The UK National Institute for Health and Care Research, or NIHR, commissioned the study, which is being run by the same team that tested potential treatments for COVID-19.
The NIHR has already begun recruiting volunteers for the trial.
“Monkeypox is a distressing and sometimes dangerous infection,” said trial leader Peter Horby, who is a professor of emerging infections at University of Oxford. “Although the early data on tecovirimat are promising, only a randomized clinical trial will provide the level of evidence we need to treat patients with confidence.”
The current global outbreak of monkeypox represents the first time the disease has spread widely outside West and Central Africa.
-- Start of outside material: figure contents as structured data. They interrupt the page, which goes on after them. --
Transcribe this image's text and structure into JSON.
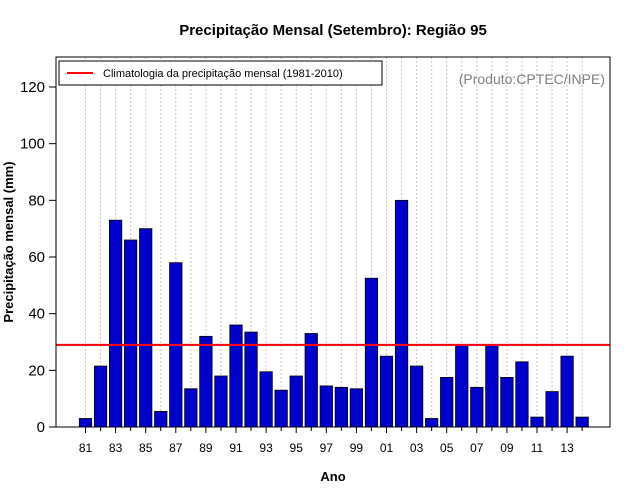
{
  "chart_data": {
    "type": "bar",
    "title": "Precipitação Mensal (Setembro): Região 95",
    "xlabel": "Ano",
    "ylabel": "Precipitação mensal (mm)",
    "ylim": [
      0,
      130
    ],
    "yticks": [
      0,
      20,
      40,
      60,
      80,
      100,
      120
    ],
    "categories": [
      "81",
      "82",
      "83",
      "84",
      "85",
      "86",
      "87",
      "88",
      "89",
      "90",
      "91",
      "92",
      "93",
      "94",
      "95",
      "96",
      "97",
      "98",
      "99",
      "00",
      "01",
      "02",
      "03",
      "04",
      "05",
      "06",
      "07",
      "08",
      "09",
      "10",
      "11",
      "12",
      "13",
      "14"
    ],
    "tick_labels": [
      "81",
      "83",
      "85",
      "87",
      "89",
      "91",
      "93",
      "95",
      "97",
      "99",
      "01",
      "03",
      "05",
      "07",
      "09",
      "11",
      "13"
    ],
    "values": [
      3,
      21.5,
      73,
      66,
      70,
      5.5,
      58,
      13.5,
      32,
      18,
      36,
      33.5,
      19.5,
      13,
      18,
      33,
      14.5,
      14,
      13.5,
      52.5,
      25,
      80,
      21.5,
      3,
      17.5,
      29,
      14,
      29,
      17.5,
      23,
      3.5,
      12.5,
      25,
      3.5
    ],
    "bar_color": "#0000cd",
    "climatology": {
      "label": "Climatologia da precipitação mensal (1981-2010)",
      "value": 29,
      "color": "#ff0000"
    },
    "legend_position": "top-left",
    "grid": "vertical-dotted"
  },
  "credit": "(Produto:CPTEC/INPE)"
}
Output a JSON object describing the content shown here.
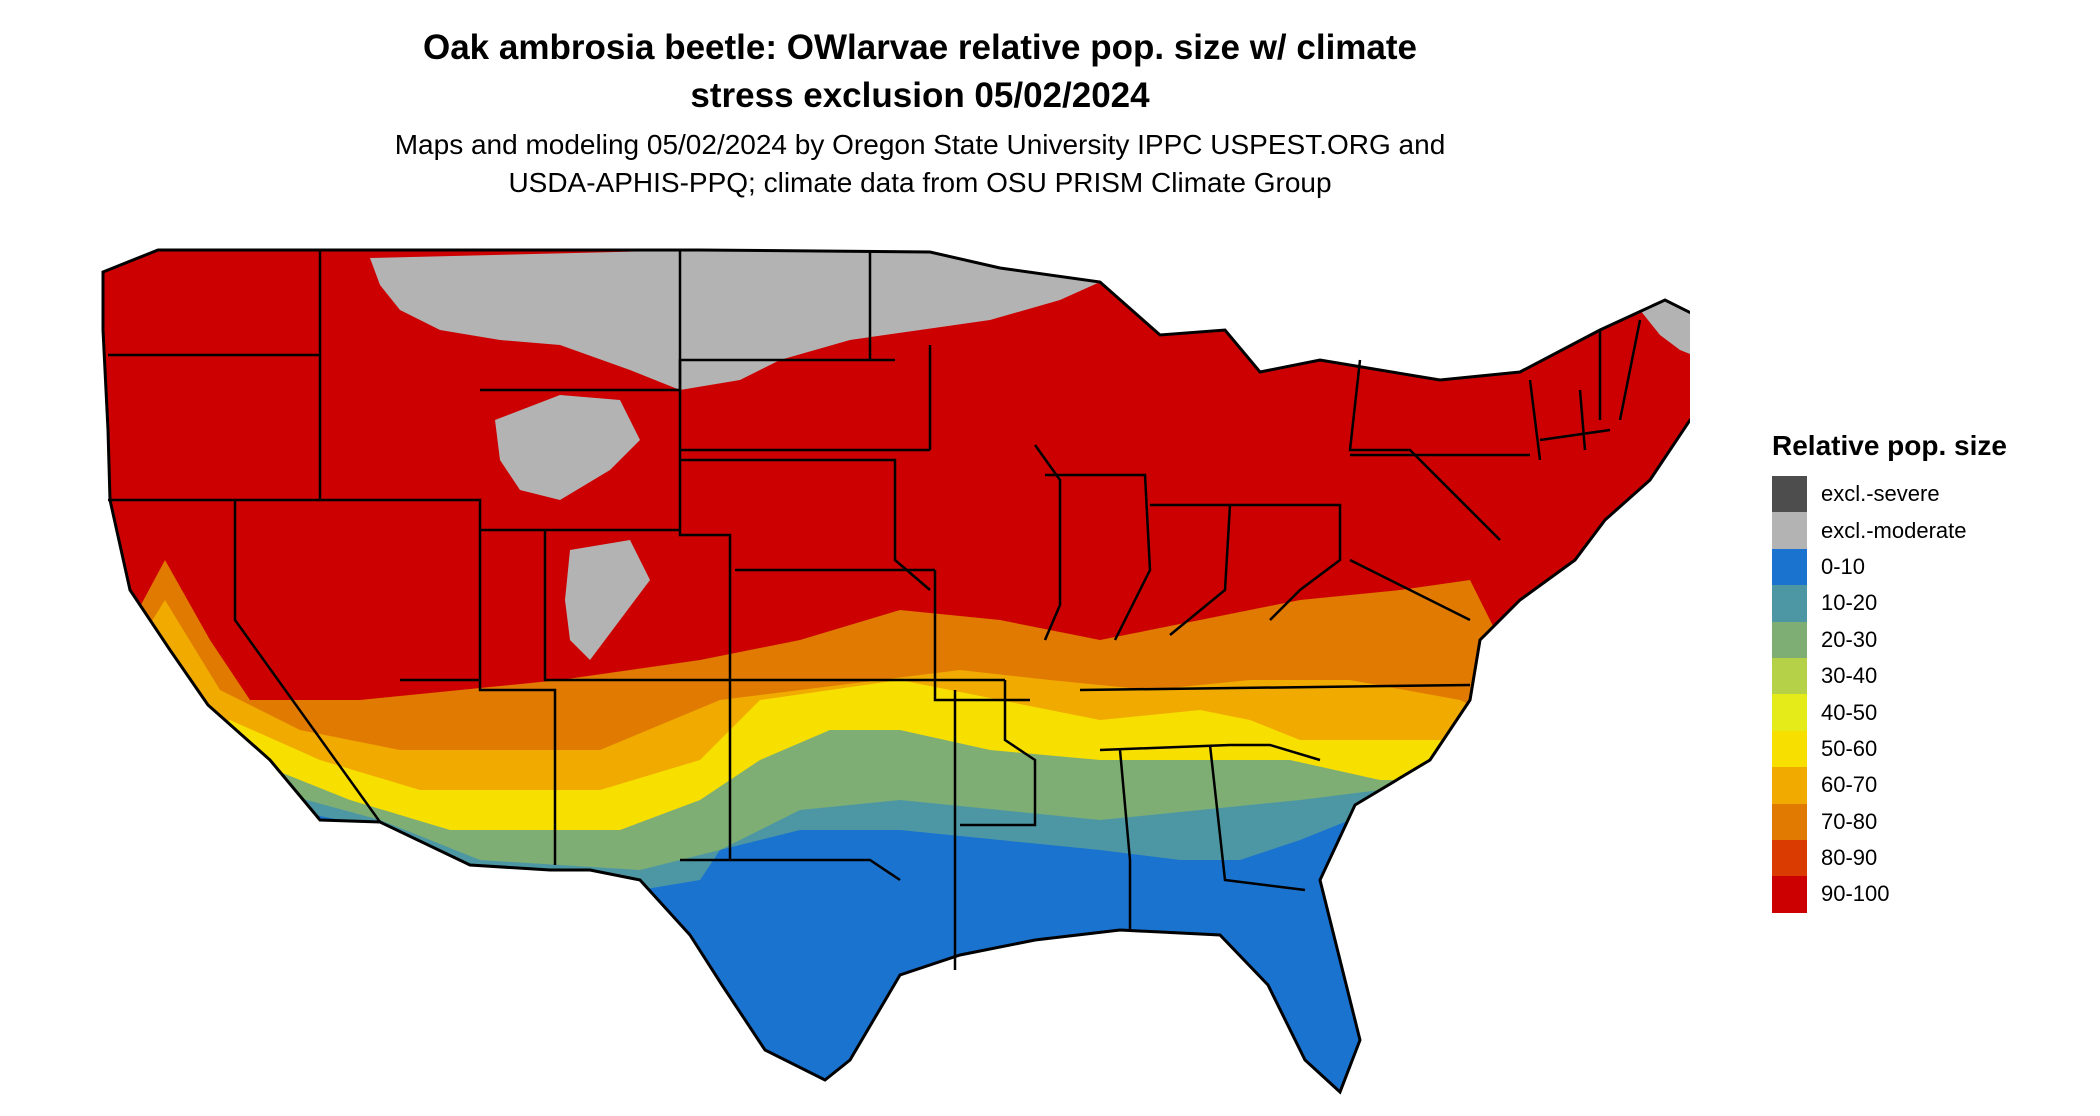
{
  "title_line1": "Oak ambrosia beetle: OWlarvae relative pop. size w/ climate",
  "title_line2": "stress exclusion 05/02/2024",
  "subtitle_line1": "Maps and modeling 05/02/2024 by Oregon State University IPPC USPEST.ORG and",
  "subtitle_line2": "USDA-APHIS-PPQ; climate data from OSU PRISM Climate Group",
  "legend": {
    "title": "Relative pop. size",
    "items": [
      {
        "label": "excl.-severe",
        "color": "#4d4d4d"
      },
      {
        "label": "excl.-moderate",
        "color": "#b3b3b3"
      },
      {
        "label": "0-10",
        "color": "#1a73cf"
      },
      {
        "label": "10-20",
        "color": "#4d97a5"
      },
      {
        "label": "20-30",
        "color": "#7fae74"
      },
      {
        "label": "30-40",
        "color": "#b5d147"
      },
      {
        "label": "40-50",
        "color": "#e5ea19"
      },
      {
        "label": "50-60",
        "color": "#f7df00"
      },
      {
        "label": "60-70",
        "color": "#f0aa00"
      },
      {
        "label": "70-80",
        "color": "#e07a00"
      },
      {
        "label": "80-90",
        "color": "#d93b00"
      },
      {
        "label": "90-100",
        "color": "#cc0000"
      }
    ]
  },
  "map": {
    "color_main": "#cc0000",
    "color_excluded": "#b3b3b3",
    "color_band_7080": "#e07a00",
    "color_band_6070": "#f0aa00",
    "color_band_5060": "#f7df00",
    "color_band_2030": "#7fae74",
    "color_band_1020": "#4d97a5",
    "color_band_010": "#1a73cf"
  }
}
The first cluster of infections outside endemic nations occurred in the UK in May, where more than 3,200 infections have now been confirmed, according to Our World in Data.
The virus has spread through much of Europe, with Germany now experiencing a similar level of infections to the UK, and Spain reporting more than 6,200 cases, including two deaths.
The United States now has the most confirmed infections globally, with almost 16,000, and Brazil has reported close to 3,800 cases.
“For the benefit of current and future patients worldwide who have been diagnosed with monkeypox, we need definitive evidence that tecovirimat is safe and effective,” Horby said.
The trial will recruit 500 people who have become infected with monkeypox. Half of the volunteers will receive a placebo, and half will be provided with a 14-day course of tecovirimat, which they will take as a twice daily pill.
In order to find out whether tecovirimat helps patients recover faster than the placebo, researchers will assess the rate at which skin lesions heal, as well as the time it takes for throat and lesion swabs to return a negative test for the virus. The team will also monitor the proportion of patients who require hospitalization during the trial.
In a related development, the UK’s National Health Service has announced a trial at three hospitals to test the efficacy of a smaller vaccine dose against monkeypox because so-called fractional dosing could help stretch existing supplies.